Before using the chat model, you must go through the three steps below.

  1. Creating NAVER Cloud Platform account
  2. Apply to use CLOVA Studio
  3. Find API Keys after creating CLOVA Studio Test App or Service App (See here.)

Credentials​

CLOVA Studio requires 2 keys (NCP_CLOVASTUDIO_API_KEY and NCP_APIGW_API_KEY).

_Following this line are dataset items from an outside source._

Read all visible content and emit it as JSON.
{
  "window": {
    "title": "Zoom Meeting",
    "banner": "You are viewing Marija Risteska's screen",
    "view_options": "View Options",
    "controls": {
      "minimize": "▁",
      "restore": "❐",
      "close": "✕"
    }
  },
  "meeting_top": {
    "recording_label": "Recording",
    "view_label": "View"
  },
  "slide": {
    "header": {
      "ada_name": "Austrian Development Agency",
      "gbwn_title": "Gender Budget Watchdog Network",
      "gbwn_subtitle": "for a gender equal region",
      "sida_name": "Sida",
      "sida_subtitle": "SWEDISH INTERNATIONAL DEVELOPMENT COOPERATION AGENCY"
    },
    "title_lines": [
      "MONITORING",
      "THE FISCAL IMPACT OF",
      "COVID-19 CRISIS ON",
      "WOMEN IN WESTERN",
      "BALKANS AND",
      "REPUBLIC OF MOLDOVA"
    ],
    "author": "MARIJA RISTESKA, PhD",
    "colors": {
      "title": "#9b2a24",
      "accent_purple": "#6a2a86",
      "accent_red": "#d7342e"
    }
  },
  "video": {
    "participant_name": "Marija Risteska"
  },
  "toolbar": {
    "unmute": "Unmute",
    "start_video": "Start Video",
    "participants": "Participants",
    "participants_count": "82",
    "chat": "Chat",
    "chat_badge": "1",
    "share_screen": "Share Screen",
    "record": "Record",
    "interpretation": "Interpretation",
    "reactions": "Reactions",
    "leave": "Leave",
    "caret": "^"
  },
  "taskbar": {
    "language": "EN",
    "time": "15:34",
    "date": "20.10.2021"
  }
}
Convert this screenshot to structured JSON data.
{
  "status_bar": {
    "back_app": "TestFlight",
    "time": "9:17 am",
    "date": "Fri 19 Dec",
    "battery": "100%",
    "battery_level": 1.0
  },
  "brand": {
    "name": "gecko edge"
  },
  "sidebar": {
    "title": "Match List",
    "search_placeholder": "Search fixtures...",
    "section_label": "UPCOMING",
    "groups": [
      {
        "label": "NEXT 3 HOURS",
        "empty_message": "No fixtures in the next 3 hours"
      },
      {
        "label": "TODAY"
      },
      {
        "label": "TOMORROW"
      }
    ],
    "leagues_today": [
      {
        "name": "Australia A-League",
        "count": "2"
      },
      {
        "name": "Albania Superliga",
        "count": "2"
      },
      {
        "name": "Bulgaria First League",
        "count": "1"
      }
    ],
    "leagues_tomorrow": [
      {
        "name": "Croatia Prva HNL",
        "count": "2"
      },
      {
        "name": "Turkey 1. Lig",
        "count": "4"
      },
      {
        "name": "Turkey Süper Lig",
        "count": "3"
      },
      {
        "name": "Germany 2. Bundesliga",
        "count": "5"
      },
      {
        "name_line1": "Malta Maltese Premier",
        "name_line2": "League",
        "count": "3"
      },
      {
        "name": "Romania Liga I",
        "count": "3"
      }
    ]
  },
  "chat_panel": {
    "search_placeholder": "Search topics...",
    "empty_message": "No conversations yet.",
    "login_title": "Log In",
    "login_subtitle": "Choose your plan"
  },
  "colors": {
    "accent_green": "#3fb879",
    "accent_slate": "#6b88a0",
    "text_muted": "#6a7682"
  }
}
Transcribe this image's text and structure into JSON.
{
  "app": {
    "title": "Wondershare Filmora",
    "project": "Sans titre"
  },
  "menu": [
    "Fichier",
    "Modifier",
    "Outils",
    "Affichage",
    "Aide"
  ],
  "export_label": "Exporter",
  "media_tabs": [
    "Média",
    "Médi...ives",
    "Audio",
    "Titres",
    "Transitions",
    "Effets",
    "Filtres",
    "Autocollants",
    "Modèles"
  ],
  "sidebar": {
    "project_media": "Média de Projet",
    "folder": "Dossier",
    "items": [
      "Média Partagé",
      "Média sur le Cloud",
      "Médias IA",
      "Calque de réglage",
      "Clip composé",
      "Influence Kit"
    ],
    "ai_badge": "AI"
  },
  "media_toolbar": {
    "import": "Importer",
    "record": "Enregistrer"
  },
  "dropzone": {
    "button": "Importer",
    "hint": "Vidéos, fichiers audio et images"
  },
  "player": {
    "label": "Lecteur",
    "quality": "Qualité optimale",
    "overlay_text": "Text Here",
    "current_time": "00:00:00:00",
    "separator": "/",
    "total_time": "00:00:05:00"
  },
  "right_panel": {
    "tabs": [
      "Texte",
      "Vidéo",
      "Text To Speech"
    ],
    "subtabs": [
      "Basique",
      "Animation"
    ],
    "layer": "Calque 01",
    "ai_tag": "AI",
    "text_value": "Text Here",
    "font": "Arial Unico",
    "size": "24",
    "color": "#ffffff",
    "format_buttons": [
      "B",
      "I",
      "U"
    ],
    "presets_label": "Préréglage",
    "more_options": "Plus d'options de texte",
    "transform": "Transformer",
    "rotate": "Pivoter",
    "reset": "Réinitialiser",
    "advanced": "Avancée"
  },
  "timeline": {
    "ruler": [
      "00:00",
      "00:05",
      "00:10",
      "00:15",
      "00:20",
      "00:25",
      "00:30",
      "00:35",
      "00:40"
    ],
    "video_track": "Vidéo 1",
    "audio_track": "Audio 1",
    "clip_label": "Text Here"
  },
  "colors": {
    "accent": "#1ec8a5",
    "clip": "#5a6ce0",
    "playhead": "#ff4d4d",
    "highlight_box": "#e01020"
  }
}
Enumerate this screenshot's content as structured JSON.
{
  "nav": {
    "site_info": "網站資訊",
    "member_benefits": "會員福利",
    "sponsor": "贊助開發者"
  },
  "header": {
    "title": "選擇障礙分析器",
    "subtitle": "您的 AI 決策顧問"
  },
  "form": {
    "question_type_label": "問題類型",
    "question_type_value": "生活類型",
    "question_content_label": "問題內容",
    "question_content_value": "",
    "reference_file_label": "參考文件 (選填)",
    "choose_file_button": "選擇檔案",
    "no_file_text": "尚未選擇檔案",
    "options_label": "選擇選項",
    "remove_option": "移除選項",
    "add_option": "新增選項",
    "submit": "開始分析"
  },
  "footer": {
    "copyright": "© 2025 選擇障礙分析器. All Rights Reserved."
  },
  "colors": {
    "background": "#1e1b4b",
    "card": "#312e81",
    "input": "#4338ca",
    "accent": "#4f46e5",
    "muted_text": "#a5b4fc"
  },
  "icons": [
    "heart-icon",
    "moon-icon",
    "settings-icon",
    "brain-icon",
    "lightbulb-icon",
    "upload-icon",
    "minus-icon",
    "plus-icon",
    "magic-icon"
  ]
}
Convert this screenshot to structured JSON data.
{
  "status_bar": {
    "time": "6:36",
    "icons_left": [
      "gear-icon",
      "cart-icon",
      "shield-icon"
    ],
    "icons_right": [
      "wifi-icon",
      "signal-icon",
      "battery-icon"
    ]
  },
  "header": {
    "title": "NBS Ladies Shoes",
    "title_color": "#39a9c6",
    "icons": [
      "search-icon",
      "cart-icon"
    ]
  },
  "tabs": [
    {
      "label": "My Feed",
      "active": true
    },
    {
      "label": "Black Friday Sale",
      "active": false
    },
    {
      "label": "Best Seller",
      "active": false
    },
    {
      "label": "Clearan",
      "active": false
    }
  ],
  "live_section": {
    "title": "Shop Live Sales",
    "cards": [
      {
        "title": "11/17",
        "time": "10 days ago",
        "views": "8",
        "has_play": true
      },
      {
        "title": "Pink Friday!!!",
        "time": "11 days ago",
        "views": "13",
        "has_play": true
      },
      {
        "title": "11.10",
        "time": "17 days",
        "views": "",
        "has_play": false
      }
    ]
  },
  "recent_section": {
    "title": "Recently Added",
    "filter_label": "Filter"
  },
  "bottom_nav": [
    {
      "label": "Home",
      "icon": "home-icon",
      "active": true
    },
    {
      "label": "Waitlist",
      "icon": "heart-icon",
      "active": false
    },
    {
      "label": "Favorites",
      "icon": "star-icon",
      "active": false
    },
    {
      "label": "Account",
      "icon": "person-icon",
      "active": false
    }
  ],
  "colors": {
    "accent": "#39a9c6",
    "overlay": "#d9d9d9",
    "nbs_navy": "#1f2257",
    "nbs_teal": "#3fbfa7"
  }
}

  • NCP_CLOVASTUDIO_API_KEY is issued per Test App or Service App
  • NCP_APIGW_API_KEY is issued per account

The two API Keys could be found by clicking App Request Status > Service App, Test App List > β€˜Details’ button for each app in CLOVA Studio

Installation​

The LangChain Naver integration lives in the langchain-community package:

# install package
!pip install -qU langchain-community

Instantiation​

Now we can instantiate our model object and generate chat completions:

from langchain_community.chat_models import ChatClovaX

llm = ChatClovaX(
model="HCX-DASH-001",
temperature=0.5,
max_tokens=None,
max_retries=2,
# clovastudio_api_key="..." # if you prefer to pass api key in directly instead of using env vars
# task_id="..." # if you want to use fine-tuned model
# service_app=False (default) # True if using service app
# include_ai_filters=False (default) ## True if you want to detect inappropriate content
# other params...
)
API Reference:ChatClovaX

Invocation​

messages = [
(
"system",
"You are a helpful assistant that translates English to Korean. Translate the user sentence.",
),
("human", "I love using NAVER AI."),
]
ai_msg = llm.invoke(messages)
ai_msg
print(ai_msg.content)

Chaining​

We can chain our model with a prompt template like so:

from langchain_core.prompts import ChatPromptTemplate

prompt = ChatPromptTemplate.from_messages(
[
(
"system",
"You are a helpful assistant that translates {input_language} to {output_language}. Translate the user sentence.",
),
("human", "{input}"),
]
)

chain = prompt | llm
chain.invoke(
{
"input_language": "English",
"output_language": "Korean",
"input": "I love using NAVER AI.",
}
)
API Reference:ChatPromptTemplate

Additional functionalities​

Fine-tuning​

You can call fine-tuned CLOVA X models by passing in your corresponding task_id parameter. (You don’t need to specify the model_name parameter when calling fine-tuned model.)

You can check task_id from corresponding Test App or Service App details.

fine_tuned_model = ChatClovaX(
task_id='abcd123e',
temperature=0.5,
)

fine_tuned_model(messages)

Service App​

When going live with production-level application using CLOVA Studio, you should apply for and use Service App. (See here.)

For a Service App, a corresponding NCP_CLOVASTUDIO_API_KEY is issued and can only be called with the API Key.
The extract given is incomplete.